The application development starts with the application requirements identification and proceeds with the normal life cycle development, which includes: Specify, Design, Implement, and Deploy Application. For a better comprehension of these steps, an application to register a customer via web is used as an example. This application reuses the components of the Service Order (SO) domain, built in the previous stage.

The first step, Specify Application, starts with the problem understanding and the identification of the application requirements. Before the requirements specification starts at MVCASE, the Software Engineer imports the components of the related problem domain, in this case SO, available in the repository and that will be used in the application. Next, the requirements are specified in Use Cases and Sequence Diagrams.

In the second step, Design Application, the specifications from the previous step are refined by the Software Engineer to obtain the design. In this step, the non-functional requirements related to distributed architecture and data persistence are specified. Figure 13 shows a components diagram of the application, where the persistence framework is reused.

Once the application is designed, the Software Engineer goes to the next step, Implement Application, where he uses MVCASE to generate part of the application’s code and complement it with JADE.

Figure 13: Application design with reuse of the Persistence Framework components

The implemented application can then be deployed, which is the final step, Deploy Application. In distributed component-based software, this involves choosing in which network computer each component will be deployed, aiming to reduce network traffic, achieve fault tolerance and load balancing, among others issues. Orion offers a novel approach to perform this task, as shown in Figure 14.

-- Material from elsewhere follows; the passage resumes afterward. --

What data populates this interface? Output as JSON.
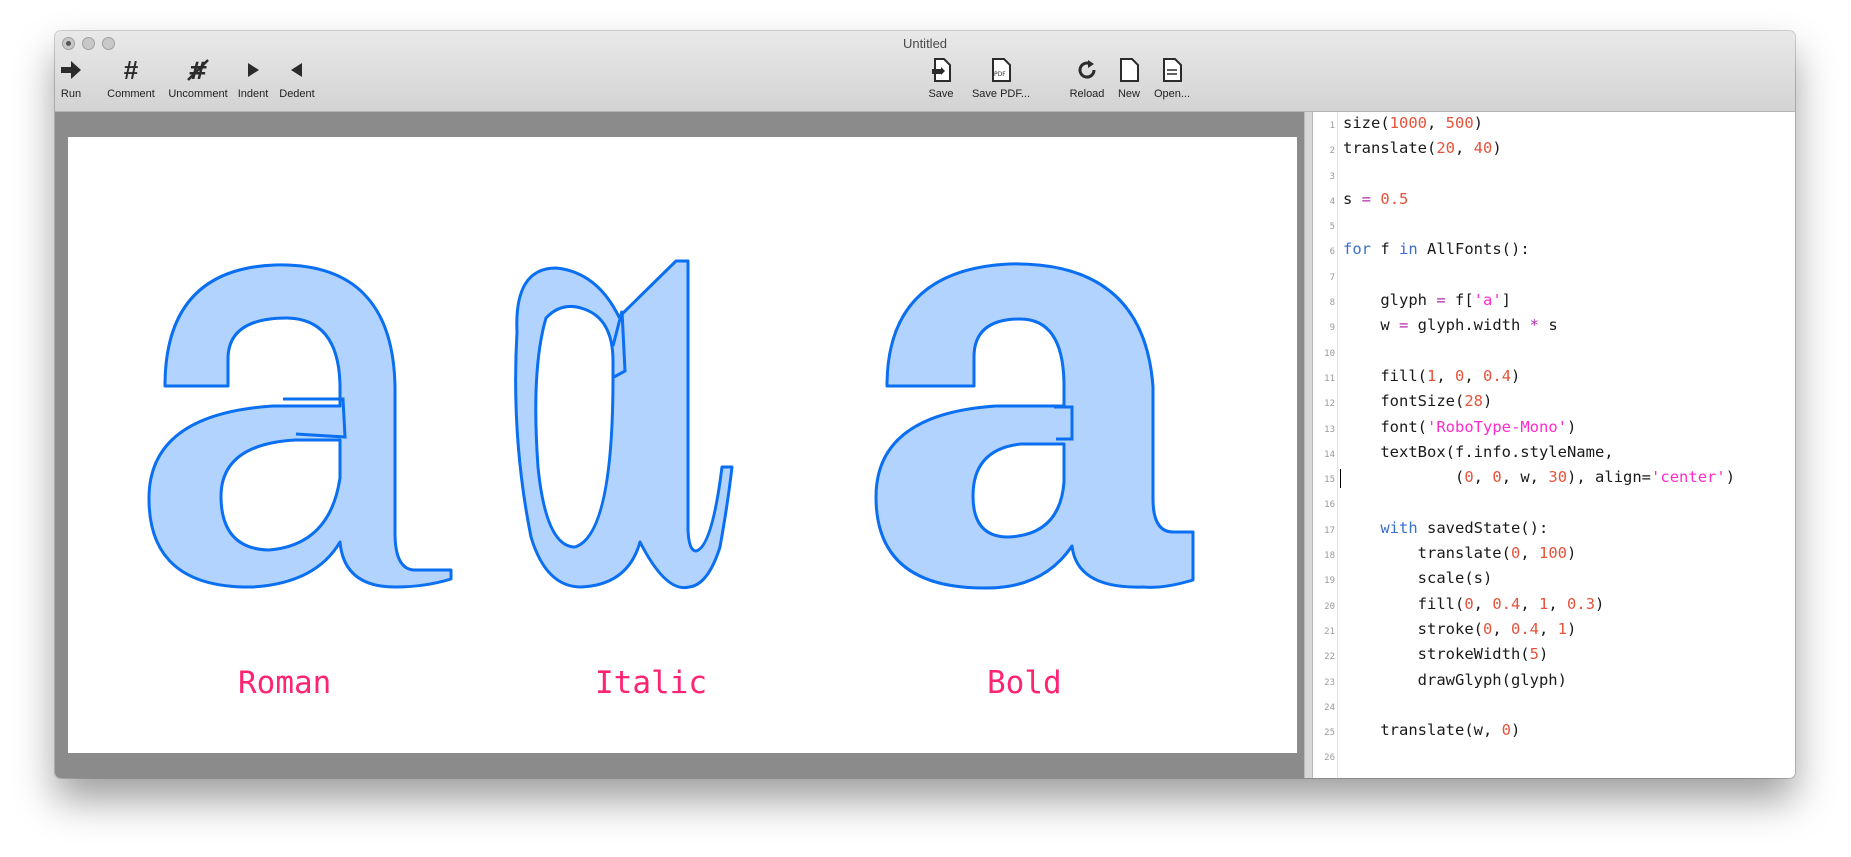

Figure 14: Application deployment with MoDPAI, MVCASE and JAMP

First, the Software Engineer retrieves the network topology, using MoDPAI tool (1). Next, a XML document containing the network topology description is generated (2). This document is then imported in MVCASE (3), becoming available in the form of the UML’s deployment diagram. Next, the Software Engineer can analyze the best possibilities and, in a “drag and drop” process (4), configure in which computer each component will be deployed. Once the deployment configuration is defined, the Software Engineer can use the JAMP services (5) to remotely register each component in its corresponding computer (6).

The use of Orion in the deployment process gives the Software Engineer the ability to automatically configure the execution environment. He can change between different deployment configurations, and decide which one results in better performance, or reduced network traffic. Fault tolerance and Load Balancing can also be configured in the environment, by “dragging” the same component into more than one computer. JAMP’s ability to register multiple copies of a same server can be used to implement these issues.

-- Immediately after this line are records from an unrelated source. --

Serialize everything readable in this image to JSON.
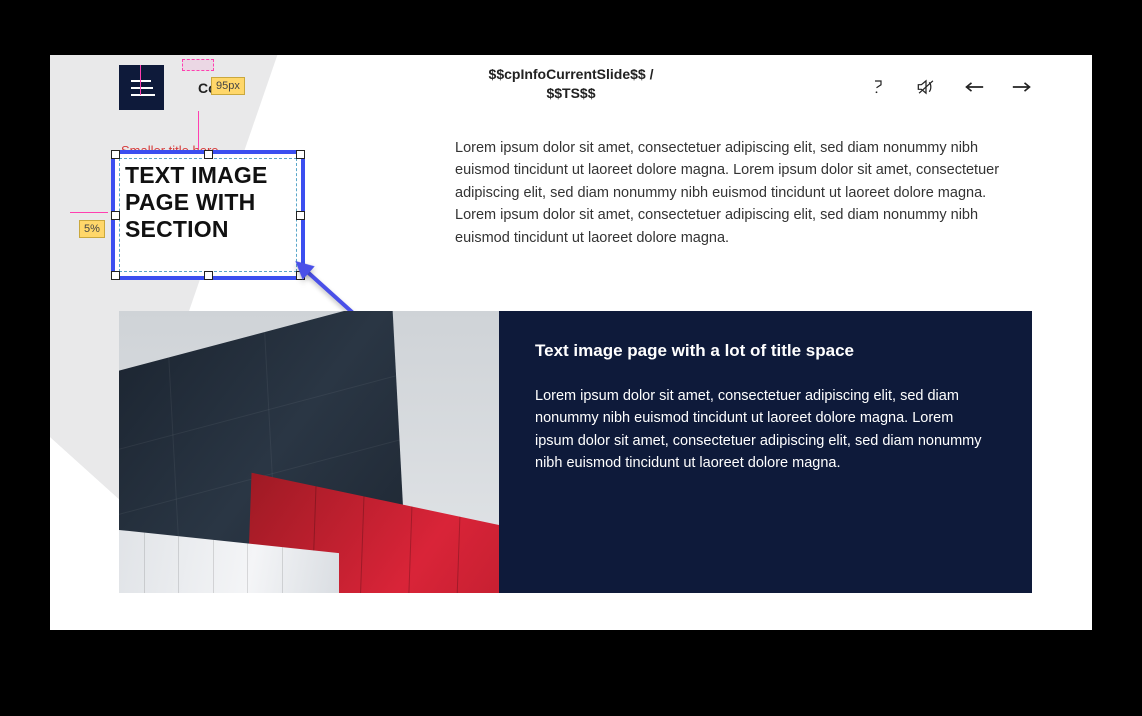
{
  "header": {
    "course_title_visible": "Co        title",
    "badge_95": "95px",
    "slide_info_line1": "$$cpInfoCurrentSlide$$ /",
    "slide_info_line2": "$$TS$$"
  },
  "small_title": "Smaller title here",
  "selected_textbox": "TEXT IMAGE PAGE WITH SECTION",
  "badge_5": "5%",
  "top_paragraph": "Lorem ipsum dolor sit amet, consectetuer adipiscing elit, sed diam nonummy nibh euismod tincidunt ut laoreet dolore magna. Lorem ipsum dolor sit amet, consectetuer adipiscing elit, sed diam nonummy nibh euismod tincidunt ut laoreet dolore magna. Lorem ipsum dolor sit amet, consectetuer adipiscing elit, sed diam nonummy nibh euismod tincidunt ut laoreet dolore magna.",
  "section": {
    "title": "Text image page with a lot of title space",
    "body": "Lorem ipsum dolor sit amet, consectetuer adipiscing elit, sed diam nonummy nibh euismod tincidunt ut laoreet dolore magna. Lorem ipsum dolor sit amet, consectetuer adipiscing elit, sed diam nonummy nibh euismod tincidunt ut laoreet dolore magna."
  },
  "icons": {
    "help": "help-icon",
    "mute": "mute-icon",
    "prev": "prev-arrow-icon",
    "next": "next-arrow-icon"
  }
}
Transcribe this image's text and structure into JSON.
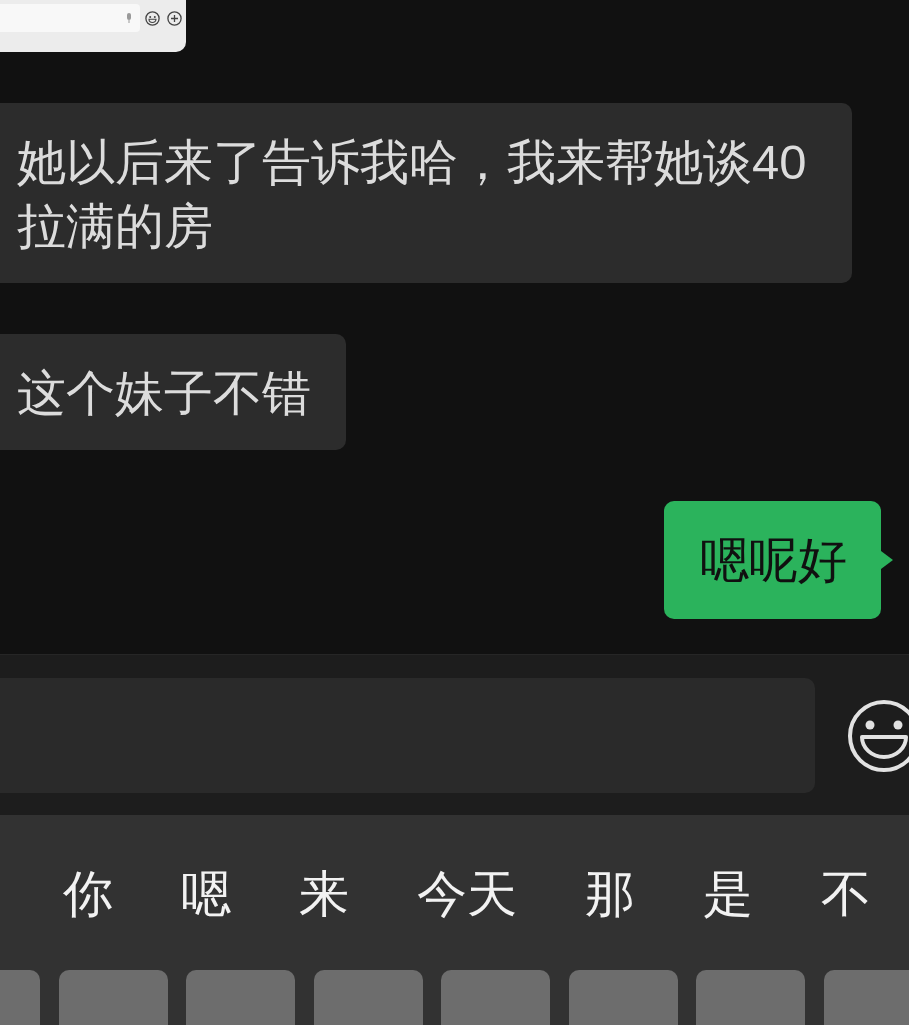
{
  "messages": [
    {
      "kind": "image",
      "outgoing": false
    },
    {
      "kind": "text",
      "outgoing": false,
      "text": "她以后来了告诉我哈，我来帮她谈40拉满的房"
    },
    {
      "kind": "text",
      "outgoing": false,
      "text": "这个妹子不错"
    },
    {
      "kind": "text",
      "outgoing": true,
      "text": "嗯呢好"
    }
  ],
  "keyboard": {
    "candidates": [
      "你",
      "嗯",
      "来",
      "今天",
      "那",
      "是",
      "不"
    ]
  }
}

In order to evaluate Orion, a preliminary study was performed, with an Accountancy and Invoice domain. This section briefly describes the evaluation.


The Accountancy and Invoice domain was developed, using Java as implementation language, HTML and Servlets for user interfaces, MySQL for persistent storage and JAMP as the distribution platform. The study was performed by two undergraduate students (S1 and S2) with two years of experience on these technologies.

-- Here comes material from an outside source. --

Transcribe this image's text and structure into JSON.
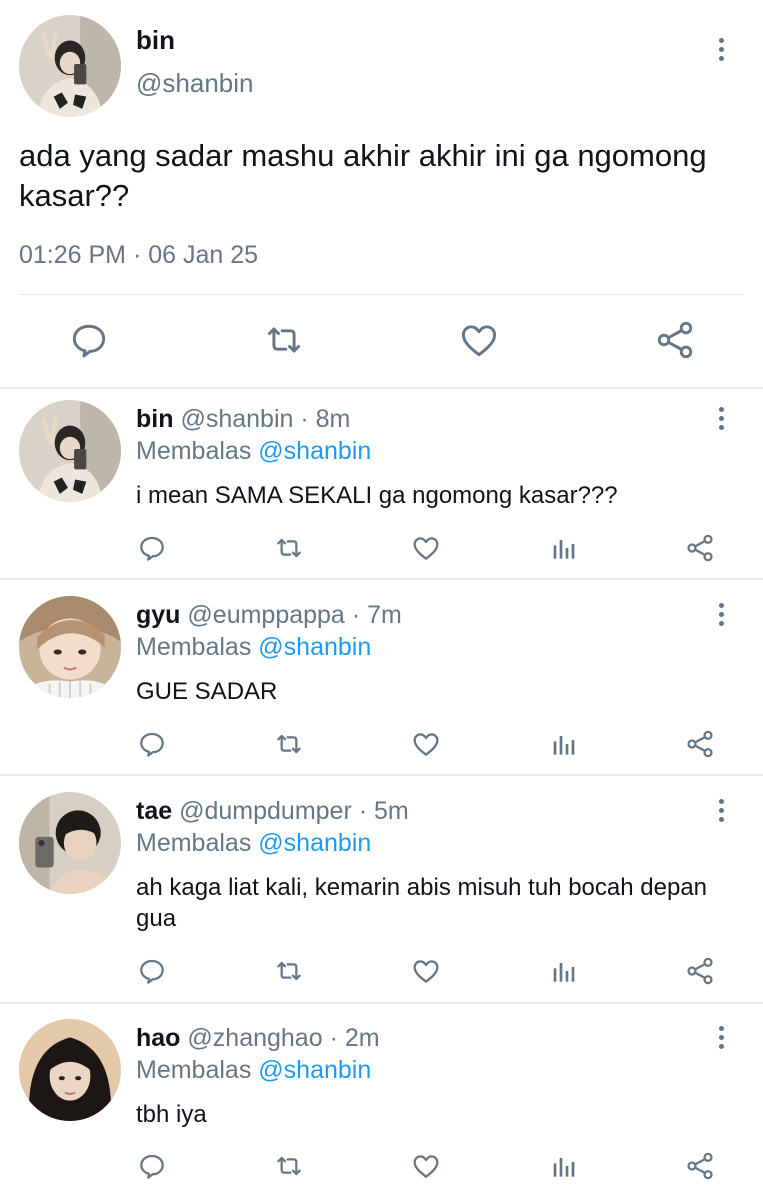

First, based on the problem domain requirements, S1 and S2 used Orion to develop the components, during first stage of IPM. Table 1 summarizes this stage.

Table 1: Produced Artifacts and tools used in the first stage of IPM.

After the conclusion of the first stage, S1 and S2 began the next phases, completing the steps of the second stage of IPM. Table 2 summarizes this stage.

Table 2: Produced Artifacts and tools used in the second stage of IPM.

The construction of the domain and their applications resulted in a total of 33 components, 51 applications and 10263 lines of code developed, as measured by the Unix wc (word count) program, not counting blank lines, comments and libraries. Total time was 82 hours and 5 minutes.


After this preliminary study, some key points could be identified. When comparing to an ad-hoc approach, with isolated tools, the following benefits are achieved with Orion:

Reuse: The distributed repository, with mechanisms to store, search and recover software artifacts, facilitates the reuse during the development process.

Maintainability: The ability to treat software artifacts in different abstraction levels facilitates changes to be performed. The support for code generation, components packaging and publishing helps in evaluating the impact of these changes.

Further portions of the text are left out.